In five years we studied 56 episodes of pneumococcal bacteremia. Twenty-three (41%) were nosocomial and 33 (59%) community acquired. Most of our patients were elderly men with multiple underlying diseases; however, those patients with nosocomial infections had a significantly higher incidence of malignant neoplasms (57% vs 24%), poor functional status (70% vs 25%), and ultimately fatal underlying disease (61% vs 21%). Alcoholism was more common among the patients with community-acquired bacteremia (45% vs 17%). Nosocomial infections carried a significantly higher overall mortality (73.9% vs 45.4%). The mortality directly related to the pneumococcal bacteremia was also higher (52% vs 39%), but not significantly. Most of the isolated strains were serotypes present in the new pneumococcal vaccine, which only one study patient had received. Mixed pneumococcal bacteremia with gram-negative bacilli was more frequent in nosocomial infections. Streptococcus pneumoniae can be a nosocomial pathogen in elderly, debilitated patients. Pneumococcal vaccination should be incorporated in a hospital-based prevention program for high-risk patients.

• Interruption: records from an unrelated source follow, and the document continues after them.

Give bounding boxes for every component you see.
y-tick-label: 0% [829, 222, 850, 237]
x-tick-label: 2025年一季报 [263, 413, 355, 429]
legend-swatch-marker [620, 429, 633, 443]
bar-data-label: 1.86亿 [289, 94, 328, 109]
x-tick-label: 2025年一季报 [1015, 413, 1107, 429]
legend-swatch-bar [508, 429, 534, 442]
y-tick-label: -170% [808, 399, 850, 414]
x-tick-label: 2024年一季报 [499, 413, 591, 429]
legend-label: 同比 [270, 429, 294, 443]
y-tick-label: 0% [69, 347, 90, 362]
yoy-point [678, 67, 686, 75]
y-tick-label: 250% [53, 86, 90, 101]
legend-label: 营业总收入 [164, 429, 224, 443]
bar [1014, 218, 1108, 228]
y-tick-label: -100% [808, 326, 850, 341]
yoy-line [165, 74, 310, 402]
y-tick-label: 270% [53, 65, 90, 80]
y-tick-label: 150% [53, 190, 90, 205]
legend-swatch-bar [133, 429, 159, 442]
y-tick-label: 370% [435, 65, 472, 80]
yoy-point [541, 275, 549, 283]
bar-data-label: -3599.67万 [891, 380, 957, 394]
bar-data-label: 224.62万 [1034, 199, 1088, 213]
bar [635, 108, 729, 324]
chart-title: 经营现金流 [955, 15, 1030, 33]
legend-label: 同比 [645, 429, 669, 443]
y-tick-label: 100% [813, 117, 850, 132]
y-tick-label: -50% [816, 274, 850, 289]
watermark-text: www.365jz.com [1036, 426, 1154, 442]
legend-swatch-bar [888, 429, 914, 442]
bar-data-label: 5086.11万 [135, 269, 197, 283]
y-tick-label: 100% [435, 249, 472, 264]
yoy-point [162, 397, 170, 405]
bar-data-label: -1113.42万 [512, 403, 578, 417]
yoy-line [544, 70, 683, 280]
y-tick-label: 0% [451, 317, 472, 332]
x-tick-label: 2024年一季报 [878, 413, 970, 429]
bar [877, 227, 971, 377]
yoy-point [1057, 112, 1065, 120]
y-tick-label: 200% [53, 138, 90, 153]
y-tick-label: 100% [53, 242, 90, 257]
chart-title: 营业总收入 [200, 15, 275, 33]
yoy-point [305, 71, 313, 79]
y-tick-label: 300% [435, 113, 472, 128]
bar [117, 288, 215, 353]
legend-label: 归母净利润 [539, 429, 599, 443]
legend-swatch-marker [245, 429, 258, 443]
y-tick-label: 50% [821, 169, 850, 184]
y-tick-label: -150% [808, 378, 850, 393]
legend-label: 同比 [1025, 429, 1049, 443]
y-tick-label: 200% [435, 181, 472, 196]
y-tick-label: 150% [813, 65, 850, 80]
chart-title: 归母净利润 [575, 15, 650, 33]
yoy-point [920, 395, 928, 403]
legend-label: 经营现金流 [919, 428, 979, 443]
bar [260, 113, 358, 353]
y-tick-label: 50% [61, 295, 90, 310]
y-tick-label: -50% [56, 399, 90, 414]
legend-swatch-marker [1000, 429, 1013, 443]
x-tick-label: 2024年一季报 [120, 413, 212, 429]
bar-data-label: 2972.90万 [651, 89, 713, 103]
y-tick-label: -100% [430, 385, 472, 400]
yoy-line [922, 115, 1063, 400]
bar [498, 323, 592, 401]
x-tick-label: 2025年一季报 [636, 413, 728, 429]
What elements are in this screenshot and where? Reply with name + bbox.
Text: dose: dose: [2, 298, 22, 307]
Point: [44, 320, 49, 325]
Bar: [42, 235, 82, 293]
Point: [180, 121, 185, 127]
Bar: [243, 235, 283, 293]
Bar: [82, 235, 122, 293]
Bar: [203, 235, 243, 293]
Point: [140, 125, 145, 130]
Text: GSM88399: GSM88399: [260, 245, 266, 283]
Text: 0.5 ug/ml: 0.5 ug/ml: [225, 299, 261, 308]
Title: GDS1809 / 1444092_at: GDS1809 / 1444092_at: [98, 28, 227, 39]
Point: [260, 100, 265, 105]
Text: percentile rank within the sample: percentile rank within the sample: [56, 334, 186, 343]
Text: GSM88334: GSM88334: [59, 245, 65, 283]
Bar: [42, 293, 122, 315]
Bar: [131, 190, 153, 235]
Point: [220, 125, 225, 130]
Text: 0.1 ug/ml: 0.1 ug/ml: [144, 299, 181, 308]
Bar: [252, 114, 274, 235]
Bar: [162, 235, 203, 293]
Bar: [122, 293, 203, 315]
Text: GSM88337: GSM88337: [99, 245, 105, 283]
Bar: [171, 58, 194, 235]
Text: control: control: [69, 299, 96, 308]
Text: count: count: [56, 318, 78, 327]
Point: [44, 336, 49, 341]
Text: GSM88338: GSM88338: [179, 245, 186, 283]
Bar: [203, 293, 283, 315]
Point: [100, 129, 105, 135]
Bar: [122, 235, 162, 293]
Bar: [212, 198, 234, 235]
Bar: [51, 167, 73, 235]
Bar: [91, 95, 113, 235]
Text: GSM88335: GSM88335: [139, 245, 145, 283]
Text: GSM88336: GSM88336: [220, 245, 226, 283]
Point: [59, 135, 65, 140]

在五年时间里,我们研究了56例肺炎球菌菌血症病例。其中23例(41%)为医院获得性感染,33例(59%)为社区获得性感染。我们的大多数患者是患有多种基础疾病的老年男性;然而,医院获得性感染患者的恶性肿瘤发病率显著更高(57%对24%)、功能状态较差(70%对25%)以及最终患有致命性基础疾病的比例更高(61%对21%)。酒精中毒在社区获得性菌血症患者中更为常见(45%对17%)。医院获得性感染的总体死亡率显著更高(73.9%对45.4%)。直接与肺炎球菌菌血症相关的死亡率也更高(52%对39%),但差异不显著。大多数分离菌株是新型肺炎球菌疫苗中包含的血清型,只有一名研究患者接种过该疫苗。医院获得性感染中肺炎球菌与革兰氏阴性杆菌的混合菌血症更为常见。肺炎链球菌可能是老年体弱患者的医院感染病原体。肺炎球菌疫苗接种应纳入针对高危患者的医院预防计划中。